Zalando has announced the layoff of hundreds of workers through a "program that will eliminate several hundred general functions in many of our teams," according to the letter released today by its co-CEOs and founders, Robert Gentz and David Schneider.
While further details and the percentage of staff to be laid off are not yet known (negotiations with employee representatives began yesterday), Zalando has assured that certain key departments will not be affected: front-line operations functions in logistics centers, customer service, and outlet stores, as well as operational functions in our Zalando Studios.
The company, headquartered in Berlin since its founding in 2008, currently employs more than 17,000 people. Zalando has over 50 million active customers in 25 markets, including Spain.
"Backed by a general consumer shift to online shopping and strong tailwinds from the pandemic in 2020 and 2021, Zalando has generated exceptional growth in recent years," Gentz and Schneider's letter notes. However, since 2022, Zalando acknowledges entering a phase of stagnation, further spurred by the financial instability unleashed by the war in Ukraine.
"This change has highlighted the increased complexity of our company and our speed of reaction. Instead of a large company with a large company structure and mentality, we must be a large company with a small company structure and mentality. An entrepreneurial company that embraces simplicity, pragmatism, and frugality. These principles will drive innovation and equip us to invest in our strategic priorities and shape the future of European e-commerce," they say in the statement.

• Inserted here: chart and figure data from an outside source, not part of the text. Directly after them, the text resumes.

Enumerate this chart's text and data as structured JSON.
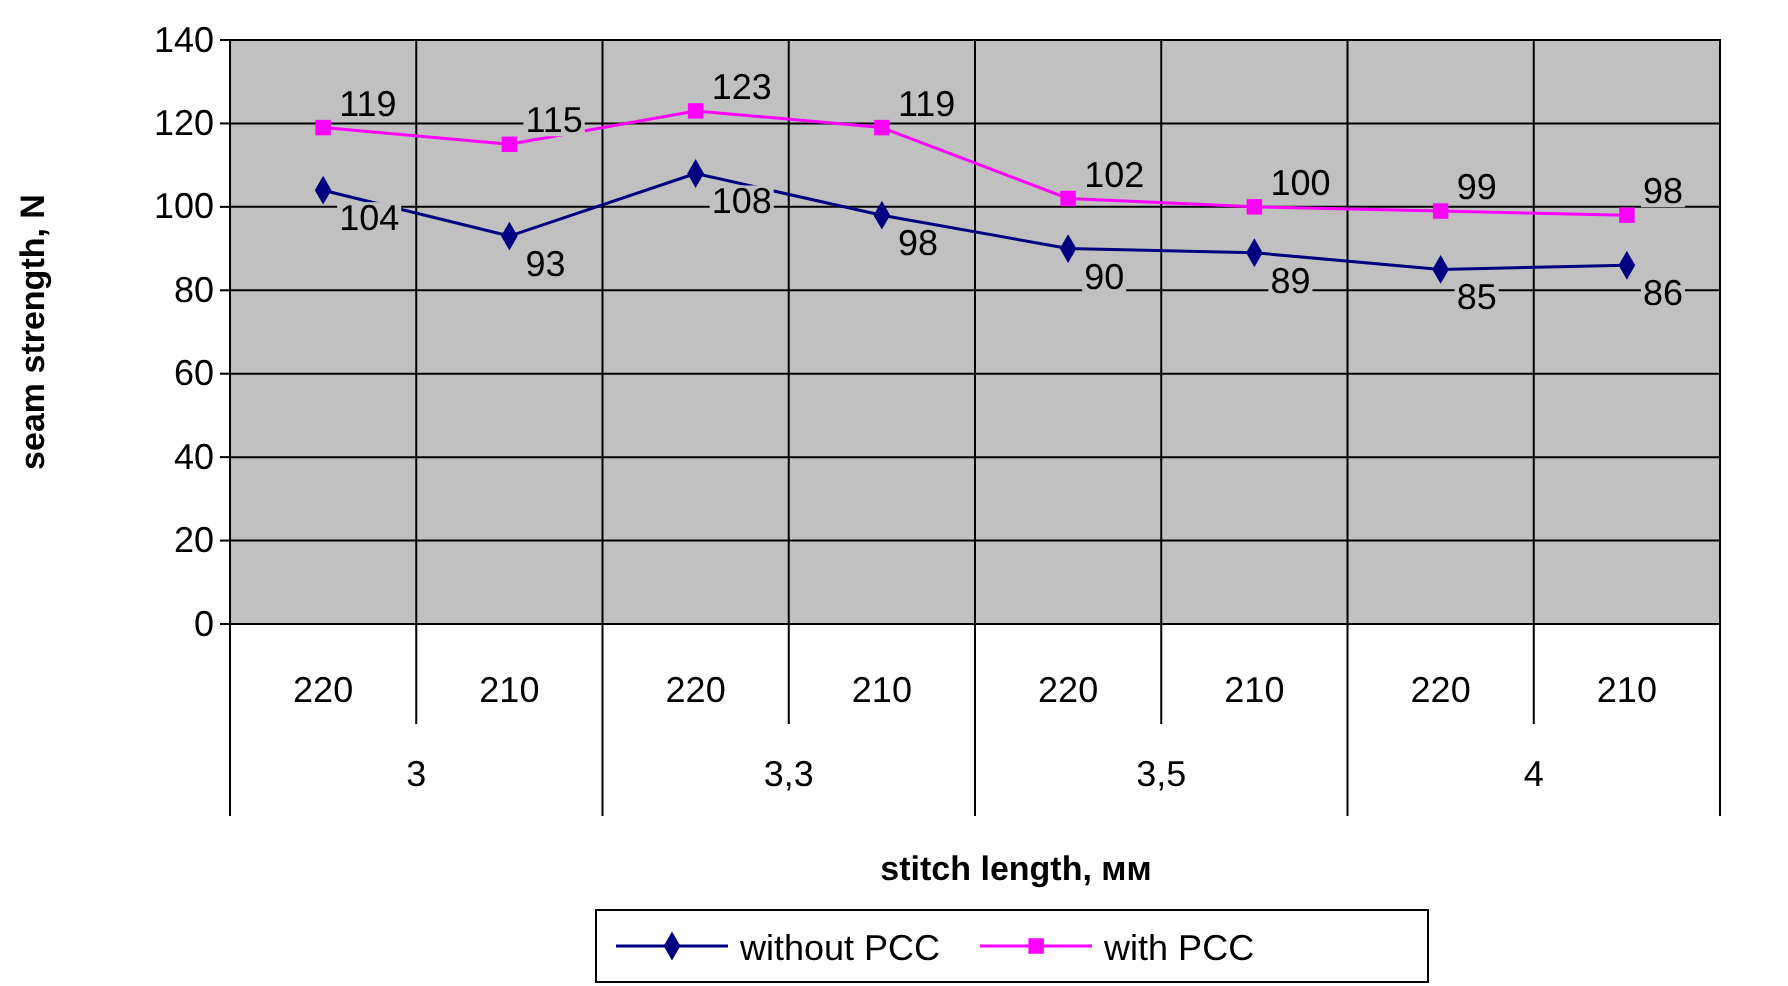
{
  "chart_data": {
    "type": "line",
    "xlabel": "stitch length, мм",
    "ylabel": "seam strength, N",
    "categories": [
      "220",
      "210",
      "220",
      "210",
      "220",
      "210",
      "220",
      "210"
    ],
    "annotations": [
      "3",
      "3,3",
      "3,5",
      "4"
    ],
    "series": [
      {
        "name": "without PCC",
        "color": "#000080",
        "marker": "diamond",
        "values": [
          104,
          93,
          108,
          98,
          90,
          89,
          85,
          86
        ]
      },
      {
        "name": "with PCC",
        "color": "#ff00ff",
        "marker": "square",
        "values": [
          119,
          115,
          123,
          119,
          102,
          100,
          99,
          98
        ]
      }
    ],
    "ylim": [
      0,
      140
    ],
    "yticks": [
      0,
      20,
      40,
      60,
      80,
      100,
      120,
      140
    ],
    "grid": true,
    "data_labels": true,
    "legend": "bottom",
    "line_style": "solid"
  }
}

In the latest results reported by the company, during Q3 2022, Zalando's GMV grew by 7.1% to €3.28 billion, and sales rose by 2.9% to €2.35 billion. Adjusted earnings before interest and taxes (adjusted EBIT) rose to €13.5 million from €9.8 million in the same quarter of the previous year.
For the full year, Zalando expects GMV to grow by 3% to 7% to €14.8 billion to €15.3 billion, while revenue would grow by 0% to 3%, or €10.4 billion to €10.7 billion, with adjusted EBIT of €180 million to €260 million. The company now expects to reach the lower end of these ranges.

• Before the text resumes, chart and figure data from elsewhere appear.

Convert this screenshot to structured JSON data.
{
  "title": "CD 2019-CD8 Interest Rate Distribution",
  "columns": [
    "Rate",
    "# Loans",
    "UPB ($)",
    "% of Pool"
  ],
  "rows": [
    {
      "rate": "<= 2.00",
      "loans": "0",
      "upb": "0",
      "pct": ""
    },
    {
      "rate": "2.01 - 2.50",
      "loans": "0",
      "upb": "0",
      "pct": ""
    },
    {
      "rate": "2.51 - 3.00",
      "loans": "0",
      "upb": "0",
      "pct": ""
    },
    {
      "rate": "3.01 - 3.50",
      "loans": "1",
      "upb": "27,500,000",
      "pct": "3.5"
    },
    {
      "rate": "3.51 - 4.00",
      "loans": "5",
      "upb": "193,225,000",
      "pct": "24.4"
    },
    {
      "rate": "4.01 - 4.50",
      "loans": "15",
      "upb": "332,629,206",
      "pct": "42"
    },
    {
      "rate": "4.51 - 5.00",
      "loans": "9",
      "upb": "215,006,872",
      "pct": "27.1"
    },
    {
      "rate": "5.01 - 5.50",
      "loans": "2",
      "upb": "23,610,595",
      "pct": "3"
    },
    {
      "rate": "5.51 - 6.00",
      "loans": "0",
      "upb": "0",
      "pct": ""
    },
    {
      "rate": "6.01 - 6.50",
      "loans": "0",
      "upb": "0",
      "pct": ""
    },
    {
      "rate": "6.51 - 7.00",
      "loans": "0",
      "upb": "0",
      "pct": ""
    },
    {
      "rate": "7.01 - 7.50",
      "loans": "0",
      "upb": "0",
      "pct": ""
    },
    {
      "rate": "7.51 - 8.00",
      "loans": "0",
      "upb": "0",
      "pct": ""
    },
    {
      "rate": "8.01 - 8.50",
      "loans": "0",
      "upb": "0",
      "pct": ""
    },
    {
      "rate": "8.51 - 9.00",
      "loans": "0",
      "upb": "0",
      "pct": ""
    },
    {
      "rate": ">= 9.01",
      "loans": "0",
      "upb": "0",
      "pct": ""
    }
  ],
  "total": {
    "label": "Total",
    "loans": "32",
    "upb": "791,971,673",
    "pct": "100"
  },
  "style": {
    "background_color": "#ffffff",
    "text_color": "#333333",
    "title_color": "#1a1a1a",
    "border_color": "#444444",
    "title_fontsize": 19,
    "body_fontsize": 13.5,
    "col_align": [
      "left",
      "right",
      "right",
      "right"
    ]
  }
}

One of the things that concern the most about Zalando's recent decision is the fact that to be honest; the e-commerce fashion sector remains in good health.

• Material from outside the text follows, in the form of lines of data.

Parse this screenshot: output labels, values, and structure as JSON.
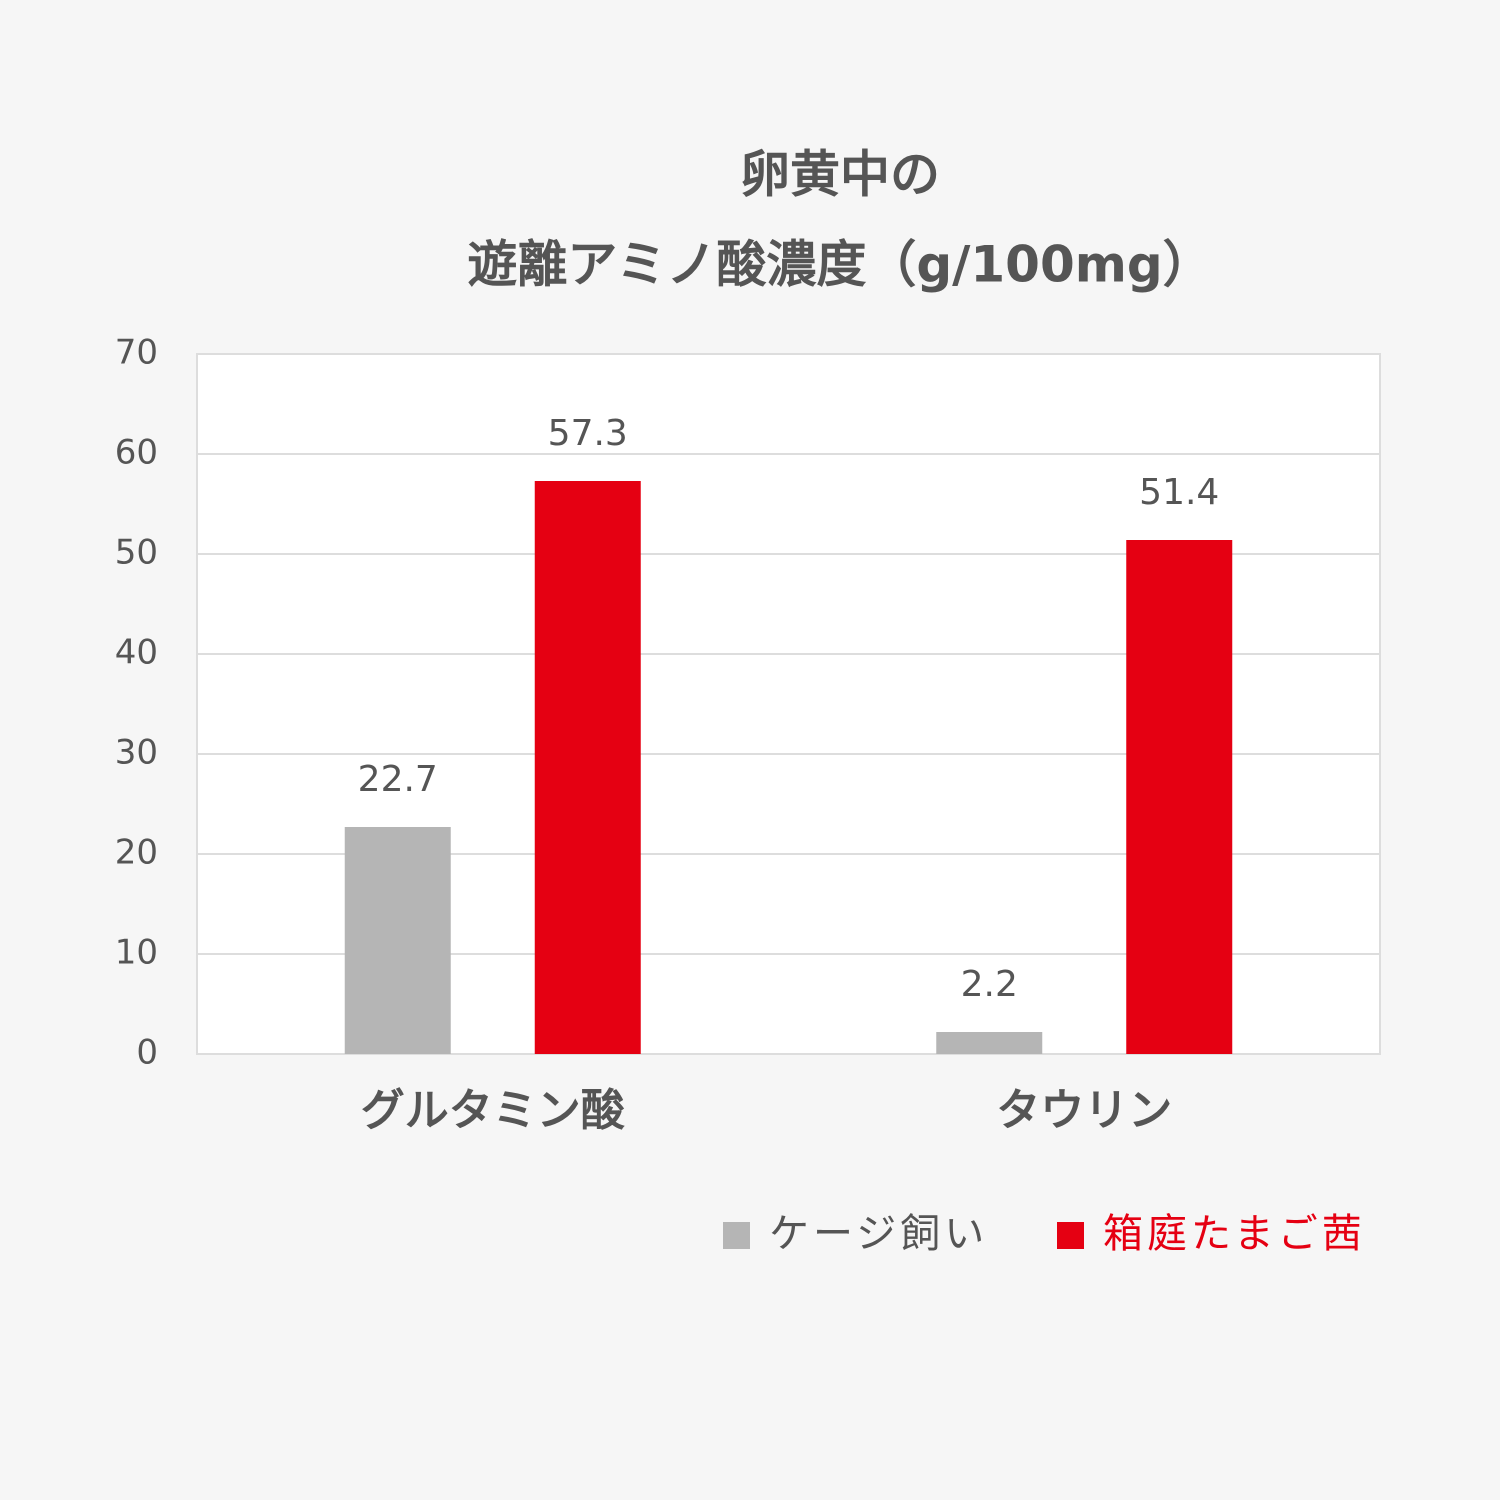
{
  "chart_data": {
    "type": "bar",
    "title": [
      "卵黄中の",
      "遊離アミノ酸濃度（g/100mg）"
    ],
    "categories": [
      "グルタミン酸",
      "タウリン"
    ],
    "series": [
      {
        "name": "ケージ飼い",
        "color": "#b5b5b5",
        "values": [
          22.7,
          2.2
        ]
      },
      {
        "name": "箱庭たまご茜",
        "color": "#e50012",
        "values": [
          57.3,
          51.4
        ]
      }
    ],
    "ylim": [
      0,
      70
    ],
    "yticks": [
      0,
      10,
      20,
      30,
      40,
      50,
      60,
      70
    ],
    "grid": true,
    "legend": "bottom"
  }
}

In fact, according to Shopify, sales of apparel, footwear, and accessories continue to rise, hitting $204.9 billion in the US alone.
That's tipped to grow by 13% this year, with consumers set to spend $204.9 billion on fashion items online.
The same situation is happening in Europe, where revenue in the e-commerce market is projected to reach US$730.30bn in 2023 and is expected to show an annual growth rate (CAGR 2023-2027) of 9.97%, resulting in a projected market volume of US$1,068.00bn by 2027.
Most of which is from the Fashion sector of e-commerce, the largest one in sales, accumulating well over 230 billion dollars in projected sales for 2023.
That’s why Zalando's situation seems, at least odd, and many experts believe, is not indicative of an underlying problem in the e-commerce fashion industry.